Differences in component and limb alignment between computer-assisted and conventional surgery total knee arthroplasty. Knee Surg Sports Traumatol Arthrosc 22, 2954–2961 (2014) doi:10.1007/s00167-014-3331-8

Differences in component and limb alignment between computer-assisted and conventional surgery total knee arthroplasty

Huang, T., Peng, K., Huang, K. et al.
Knee

Purpose

Marked coronal femoral bowing may bear a risk for mal-alignment of femoral component and reconstructed mechanical axis (MA) by using conventional instrumentations.

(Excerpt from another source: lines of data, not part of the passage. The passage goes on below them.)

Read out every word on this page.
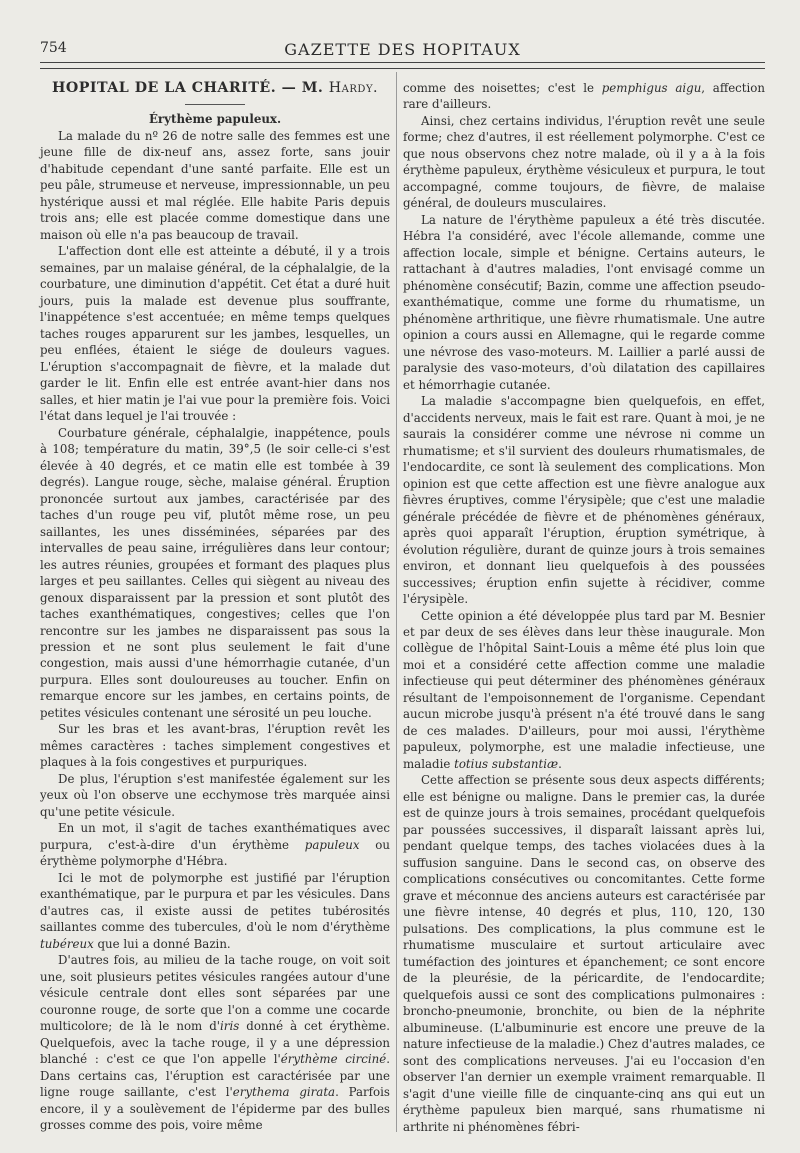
754	GAZETTE DES HOPITAUX

HOPITAL DE LA CHARITÉ. — M. Hardy.

Érythème papuleux.

La malade du nº 26 de notre salle des femmes est une jeune fille de dix-neuf ans, assez forte, sans jouir d'habitude cependant d'une santé parfaite. Elle est un peu pâle, strumeuse et nerveuse, impressionnable, un peu hystérique aussi et mal réglée. Elle habite Paris depuis trois ans; elle est placée comme domestique dans une maison où elle n'a pas beaucoup de travail.

L'affection dont elle est atteinte a débuté, il y a trois semaines, par un malaise général, de la céphalalgie, de la courbature, une diminution d'appétit. Cet état a duré huit jours, puis la malade est devenue plus souffrante, l'inappétence s'est accentuée; en même temps quelques taches rouges apparurent sur les jambes, lesquelles, un peu enflées, étaient le siége de douleurs vagues. L'éruption s'accompagnait de fièvre, et la malade dut garder le lit. Enfin elle est entrée avant-hier dans nos salles, et hier matin je l'ai vue pour la première fois. Voici l'état dans lequel je l'ai trouvée :

Courbature générale, céphalalgie, inappétence, pouls à 108; température du matin, 39°,5 (le soir celle-ci s'est élevée à 40 degrés, et ce matin elle est tombée à 39 degrés). Langue rouge, sèche, malaise général. Éruption prononcée surtout aux jambes, caractérisée par des taches d'un rouge peu vif, plutôt même rose, un peu saillantes, les unes disséminées, séparées par des intervalles de peau saine, irrégulières dans leur contour; les autres réunies, groupées et formant des plaques plus larges et peu saillantes. Celles qui siègent au niveau des genoux disparaissent par la pression et sont plutôt des taches exanthématiques, congestives; celles que l'on rencontre sur les jambes ne disparaissent pas sous la pression et ne sont plus seulement le fait d'une congestion, mais aussi d'une hémorrhagie cutanée, d'un purpura. Elles sont douloureuses au toucher. Enfin on remarque encore sur les jambes, en certains points, de petites vésicules contenant une sérosité un peu louche.

Sur les bras et les avant-bras, l'éruption revêt les mêmes caractères : taches simplement congestives et plaques à la fois congestives et purpuriques.

De plus, l'éruption s'est manifestée également sur les yeux où l'on observe une ecchymose très marquée ainsi qu'une petite vésicule.

En un mot, il s'agit de taches exanthématiques avec purpura, c'est-à-dire d'un érythème papuleux ou érythème polymorphe d'Hébra.

Ici le mot de polymorphe est justifié par l'éruption exanthématique, par le purpura et par les vésicules. Dans d'autres cas, il existe aussi de petites tubérosités saillantes comme des tubercules, d'où le nom d'érythème tubéreux que lui a donné Bazin.

D'autres fois, au milieu de la tache rouge, on voit soit une, soit plusieurs petites vésicules rangées autour d'une vésicule centrale dont elles sont séparées par une couronne rouge, de sorte que l'on a comme une cocarde multicolore; de là le nom d'iris donné à cet érythème. Quelquefois, avec la tache rouge, il y a une dépression blanché : c'est ce que l'on appelle l'érythème circiné. Dans certains cas, l'éruption est caractérisée par une ligne rouge saillante, c'est l'erythema girata. Parfois encore, il y a soulèvement de l'épiderme par des bulles grosses comme des pois, voire même

comme des noisettes; c'est le pemphigus aigu, affection rare d'ailleurs.

Ainsi, chez certains individus, l'éruption revêt une seule forme; chez d'autres, il est réellement polymorphe. C'est ce que nous observons chez notre malade, où il y a à la fois érythème papuleux, érythème vésiculeux et purpura, le tout accompagné, comme toujours, de fièvre, de malaise général, de douleurs musculaires.

La nature de l'érythème papuleux a été très discutée. Hébra l'a considéré, avec l'école allemande, comme une affection locale, simple et bénigne. Certains auteurs, le rattachant à d'autres maladies, l'ont envisagé comme un phénomène consécutif; Bazin, comme une affection pseudo-exanthématique, comme une forme du rhumatisme, un phénomène arthritique, une fièvre rhumatismale. Une autre opinion a cours aussi en Allemagne, qui le regarde comme une névrose des vaso-moteurs. M. Laillier a parlé aussi de paralysie des vaso-moteurs, d'où dilatation des capillaires et hémorrhagie cutanée.

La maladie s'accompagne bien quelquefois, en effet, d'accidents nerveux, mais le fait est rare. Quant à moi, je ne saurais la considérer comme une névrose ni comme un rhumatisme; et s'il survient des douleurs rhumatismales, de l'endocardite, ce sont là seulement des complications. Mon opinion est que cette affection est une fièvre analogue aux fièvres éruptives, comme l'érysipèle; que c'est une maladie générale précédée de fièvre et de phénomènes généraux, après quoi apparaît l'éruption, éruption symétrique, à évolution régulière, durant de quinze jours à trois semaines environ, et donnant lieu quelquefois à des poussées successives; éruption enfin sujette à récidiver, comme l'érysipèle.

Cette opinion a été développée plus tard par M. Besnier et par deux de ses élèves dans leur thèse inaugurale. Mon collègue de l'hôpital Saint-Louis a même été plus loin que moi et a considéré cette affection comme une maladie infectieuse qui peut déterminer des phénomènes généraux résultant de l'empoisonnement de l'organisme. Cependant aucun microbe jusqu'à présent n'a été trouvé dans le sang de ces malades. D'ailleurs, pour moi aussi, l'érythème papuleux, polymorphe, est une maladie infectieuse, une maladie totius substantiæ.

Cette affection se présente sous deux aspects différents; elle est bénigne ou maligne. Dans le premier cas, la durée est de quinze jours à trois semaines, procédant quelquefois par poussées successives, il disparaît laissant après lui, pendant quelque temps, des taches violacées dues à la suffusion sanguine. Dans le second cas, on observe des complications consécutives ou concomitantes. Cette forme grave et méconnue des anciens auteurs est caractérisée par une fièvre intense, 40 degrés et plus, 110, 120, 130 pulsations. Des complications, la plus commune est le rhumatisme musculaire et surtout articulaire avec tuméfaction des jointures et épanchement; ce sont encore de la pleurésie, de la péricardite, de l'endocardite; quelquefois aussi ce sont des complications pulmonaires : broncho-pneumonie, bronchite, ou bien de la néphrite albumineuse. (L'albuminurie est encore une preuve de la nature infectieuse de la maladie.) Chez d'autres malades, ce sont des complications nerveuses. J'ai eu l'occasion d'en observer l'an dernier un exemple vraiment remarquable. Il s'agit d'une vieille fille de cinquante-cinq ans qui eut un érythème papuleux bien marqué, sans rhumatisme ni arthrite ni phénomènes fébri-
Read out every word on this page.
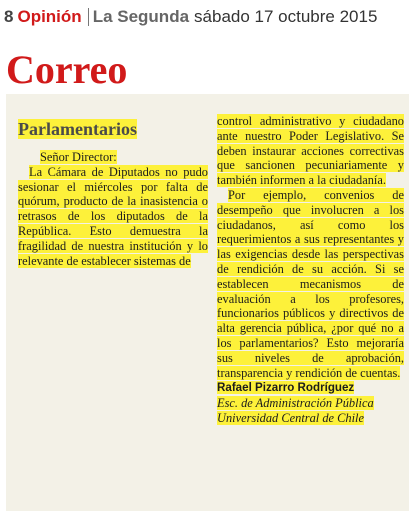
8 Opinión La Segunda sábado 17 octubre 2015
Correo
Parlamentarios

Señor Director:

La Cámara de Diputados no pudo sesionar el miércoles por falta de quórum, producto de la inasistencia o retrasos de los diputados de la República. Esto demuestra la fragilidad de nuestra institución y lo relevante de establecer sistemas de

control administrativo y ciudadano ante nuestro Poder Legislativo. Se deben instaurar acciones correctivas que sancionen pecuniariamente y también informen a la ciudadanía.

Por ejemplo, convenios de desempeño que involucren a los ciudadanos, así como los requerimientos a sus representantes y las exigencias desde las perspectivas de rendición de su acción. Si se establecen mecanismos de evaluación a los profesores, funcionarios públicos y directivos de alta gerencia pública, ¿por qué no a los parlamentarios? Esto mejoraría sus niveles de aprobación, transparencia y rendición de cuentas.

Rafael Pizarro Rodríguez
Esc. de Administración Pública
Universidad Central de Chile
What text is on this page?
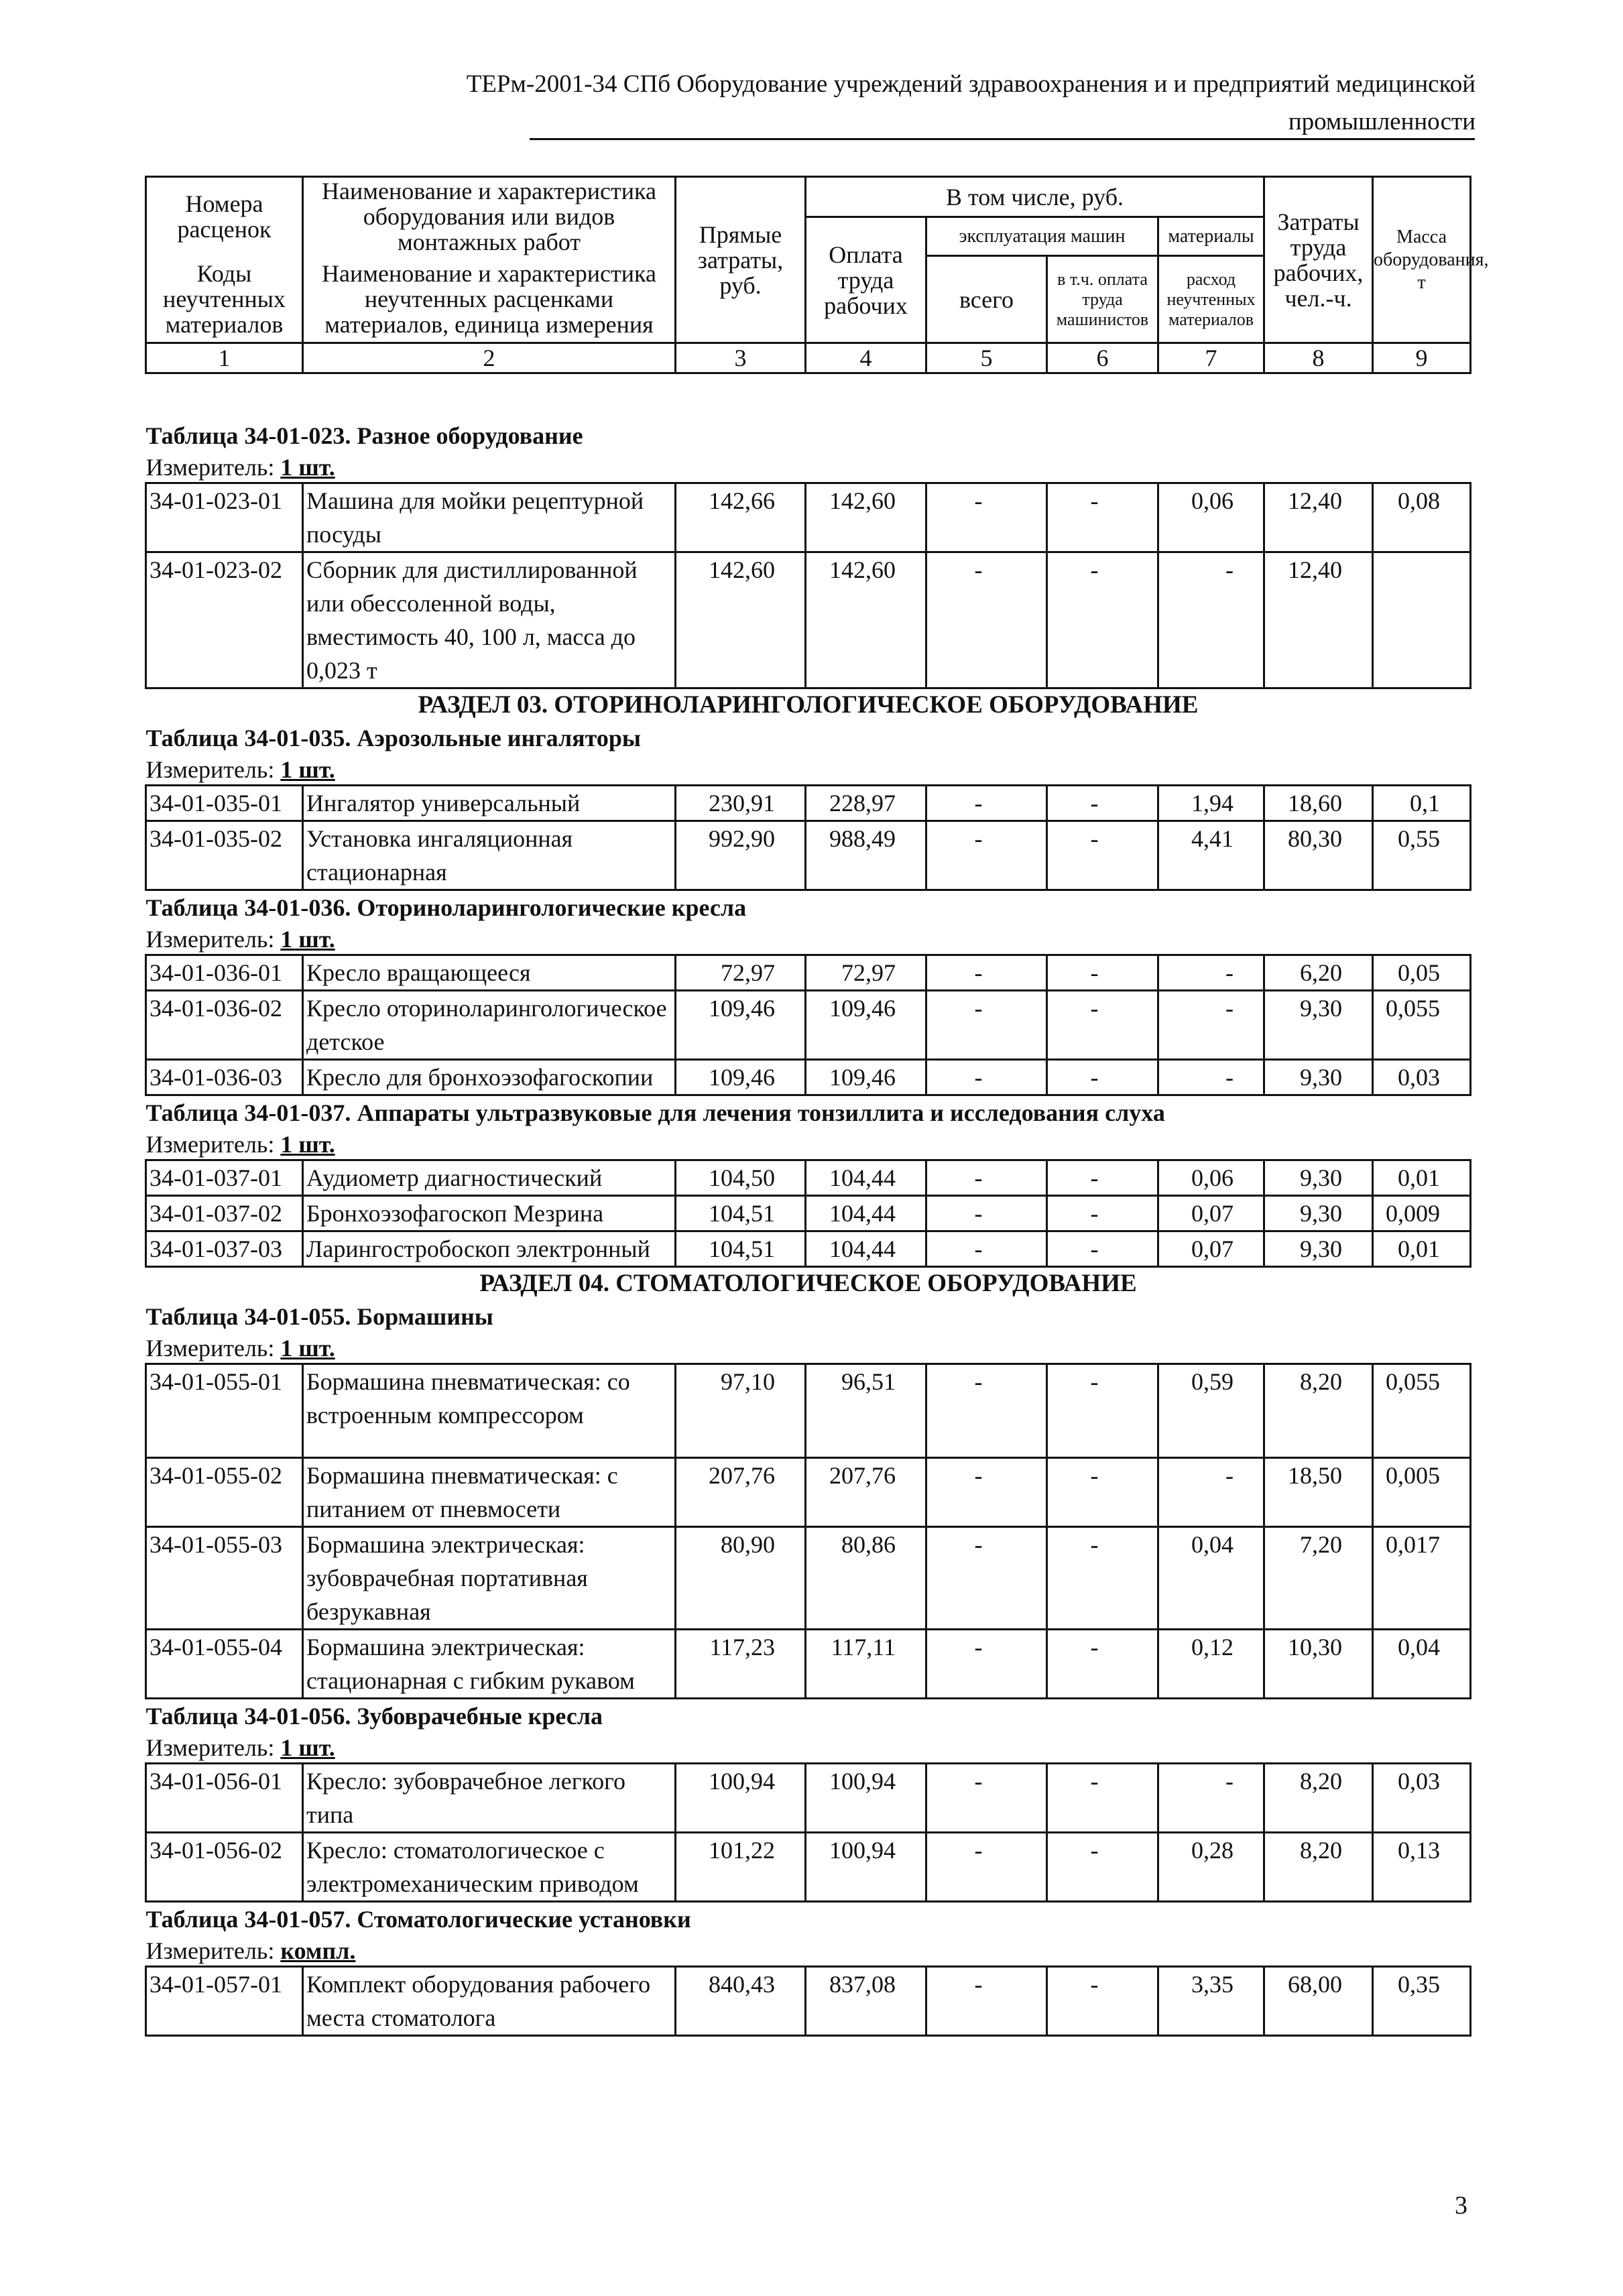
ТЕРм-2001-34 СПб Оборудование учреждений здравоохранения и и предприятий медицинской
промышленности
Номера расценок	Наименование и характеристика оборудования или видов монтажных работ	Прямые затраты, руб.	В том числе, руб.				Затраты труда рабочих, чел.-ч.	Масса оборудования, т
			Оплата труда рабочих	эксплуатация машин		материалы		
Коды неучтенных материалов	Наименование и характеристика неучтенных расценками материалов, единица измерения			всего	в т.ч. оплата труда машинистов	расход неучтенных материалов		

1	2	3	4	5	6	7	8	9
Таблица 34-01-023. Разное оборудование								
Измеритель: 1 шт.								
34-01-023-01	Машина для мойки рецептурной посуды	142,66	142,60	-	-	0,06	12,40	0,08
34-01-023-02	Сборник для дистиллированной или обессоленной воды, вместимость 40, 100 л, масса до 0,023 т	142,60	142,60	-	-	-	12,40	
РАЗДЕЛ 03. ОТОРИНОЛАРИНГОЛОГИЧЕСКОЕ ОБОРУДОВАНИЕ								
Таблица 34-01-035. Аэрозольные ингаляторы								
Измеритель: 1 шт.								
34-01-035-01	Ингалятор универсальный	230,91	228,97	-	-	1,94	18,60	0,1
34-01-035-02	Установка ингаляционная стационарная	992,90	988,49	-	-	4,41	80,30	0,55
Таблица 34-01-036. Оториноларингологические кресла								
Измеритель: 1 шт.								
34-01-036-01	Кресло вращающееся	72,97	72,97	-	-	-	6,20	0,05
34-01-036-02	Кресло оториноларингологическое детское	109,46	109,46	-	-	-	9,30	0,055
34-01-036-03	Кресло для бронхоэзофагоскопии	109,46	109,46	-	-	-	9,30	0,03
Таблица 34-01-037. Аппараты ультразвуковые для лечения тонзиллита и исследования слуха								
Измеритель: 1 шт.								
34-01-037-01	Аудиометр диагностический	104,50	104,44	-	-	0,06	9,30	0,01
34-01-037-02	Бронхоэзофагоскоп Мезрина	104,51	104,44	-	-	0,07	9,30	0,009
34-01-037-03	Ларингостробоскоп электронный	104,51	104,44	-	-	0,07	9,30	0,01
РАЗДЕЛ 04. СТОМАТОЛОГИЧЕСКОЕ ОБОРУДОВАНИЕ								
Таблица 34-01-055. Бормашины								
Измеритель: 1 шт.								
34-01-055-01	Бормашина пневматическая: со встроенным компрессором	97,10	96,51	-	-	0,59	8,20	0,055
34-01-055-02	Бормашина пневматическая: с питанием от пневмосети	207,76	207,76	-	-	-	18,50	0,005
34-01-055-03	Бормашина электрическая: зубоврачебная портативная безрукавная	80,90	80,86	-	-	0,04	7,20	0,017
34-01-055-04	Бормашина электрическая: стационарная с гибким рукавом	117,23	117,11	-	-	0,12	10,30	0,04
Таблица 34-01-056. Зубоврачебные кресла								
Измеритель: 1 шт.								
34-01-056-01	Кресло: зубоврачебное легкого типа	100,94	100,94	-	-	-	8,20	0,03
34-01-056-02	Кресло: стоматологическое с электромеханическим приводом	101,22	100,94	-	-	0,28	8,20	0,13
Таблица 34-01-057. Стоматологические установки								
Измеритель: компл.								
34-01-057-01	Комплект оборудования рабочего места стоматолога	840,43	837,08	-	-	3,35	68,00	0,35
3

The aim of this study was to investigate the usefulness of computer-assisted surgery–total knee arthroplasty (CAS-TKA) under this circumstance.

 

Methods

We retrospectively analyzed patients with osteoarthritic knee and marked coronal femoral bowing who underwent TKA at our institution. The CAS-TKA and the conventional techniques were compared by radiographic parameters in coronal and sagittal planes, and rotational alignment of femoral component was assessed by computed tomography (CT) scans. The Hospital for Special Surgery (HSS) and International Knee Society (IKS) scores were obtained for all patients preoperatively and at the last follow-up.

Results

A total of 65 knees were enrolled in this study. Twenty-eight TKAs implanted using a CT-free navigation system, and the remaining 37 TKAs implanted using the conventional technique. CAS-TKAs were more consistent than conventional TKAs in aiding proper postoperative MA and ideal alignments of femoral component in the coronal and sagittal planes. However, CAS-TKA group was not obtained at significantly higher rates of femoral component in axial plane. At a mean follow-up of 43 months, there was no significant difference in HSS and IKS scores between the groups.

 

Conclusions

Although CAS-TKA did not have superior functional outcomes in the short-term follow-up, proper coronal and sagittal alignment of femoral component and postoperative MA were obtained in patients with marked coronal femoral bowing. The long-term follow-up will be needed to clarify the eventual benefits.

 

Level of evidence

Retrospective comparative study, Level III.